Kranke berichteten von Problemen, Hilfe zu bekommen. Es gebe zu wenige Therapeuten, die Wartezeiten dauerten viel zu lange. Eine Teilnehmerin meinte, "ganz schlimm" sei "die Situation in Würzburg. Mit einer Depression kriegt man einen Therapeuten erst, wenn man gesprungen ist." Schwer fällt Kranken auch die Wahl der Therapieform und der Zugang zu den Brückenangeboten. Klaus Miller vom Sozialpsychiatrischen Dienst des Erthal-Sozialwerks sagte, "man muss schon sehr gesund sein, um durch diesen Dschungel zu gehen". Grund dafür sei, berichtete eine weitere Teilnehmerin, was das Wesen der Depression ausmacht: "die Handlungsunfähigkeit". Kranke, deren psychische Kraft kaum reicht, um aufzustehen, fehlt erst recht die Kraft, sich zu informieren, zu entscheiden und sich zu Terminen aufzuraffen.
Depression ist unsichtbar
Im Dokumentationsfilm "Die Mitte der Nacht ist der Anfang vom Tag", den das Bündnis zeigte, beschrieb eine Kranke ihre Krankheit als Agonie, sie sei "wie abgeschnitten" von ihren Sinnen und Gefühlen. Eine andere erzählte, sie fühle sich wie eingesperrt in einem nachtschwarzen Keller. Vielen Kranken scheinen die eigenen Krankheitssymptome selbst unerklärlich, umso mehr plagen sie sich mit ihrer Wirkung gegenüber Dritten. Eine Teilnehmerin der Veranstaltung berichtete vom Problem, dass die Krankheit dem kranken Menschen nicht anzusehen sei und deshalb vom Umfeld nicht ernstgenommen werden würde. Einem anderen kranken Teilnehmer zufolge ist es auch deswegen "sehr wichtig, dass man offen mit dieser Krankheit umgeht".

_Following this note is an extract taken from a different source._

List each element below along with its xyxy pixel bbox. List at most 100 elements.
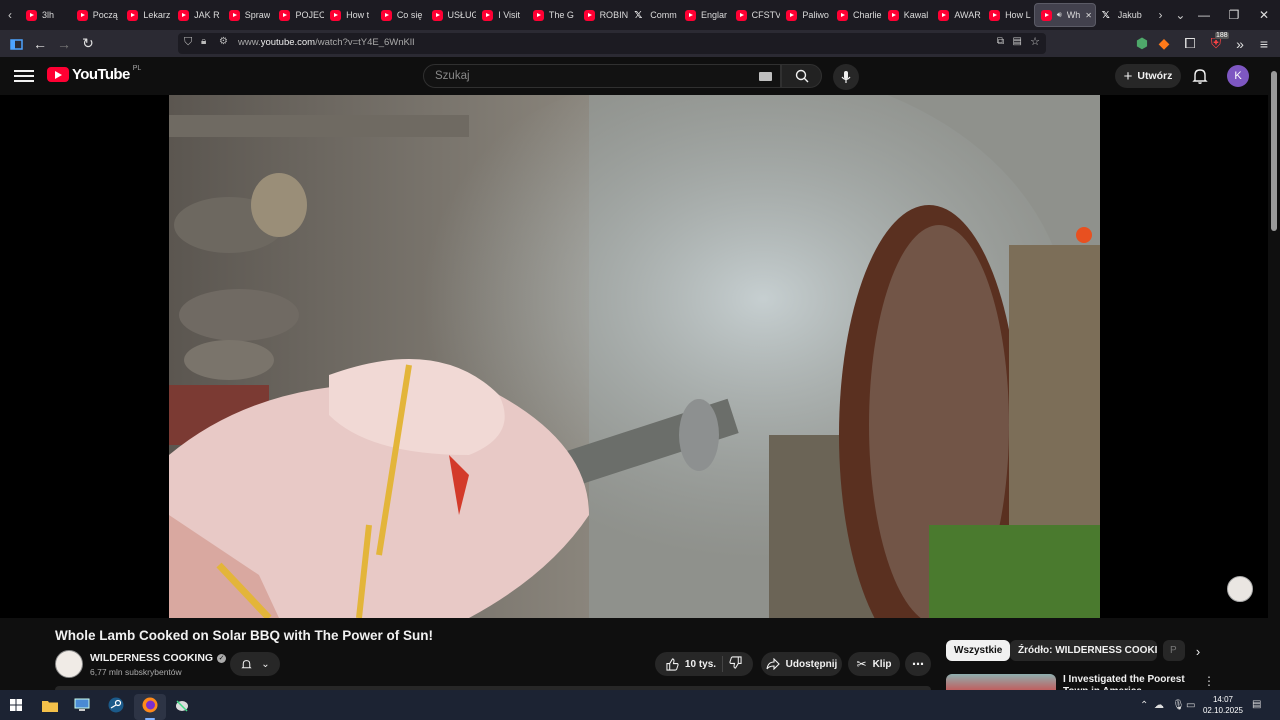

Drei Hauptformen der Depression gibt es: die unipolare, in der depressive Episoden mit Phasen völliger Gesundheit wechseln, die bipolare, in der auf eine depressive Episode eine manische folgt, und die Dysthymie, in der eine depressive Stimmung über mindestens zwei Jahre anhält. Der Psychiater Menke sagt, "prinzipiell" sei "eine Depression völlig in den Griff zu kriegen". Das schütze aber nicht davor, dass man sie wieder kriegt. "Wenn man mal eine Depression hatte, ist das Risiko größer, wieder depressiv zu werden."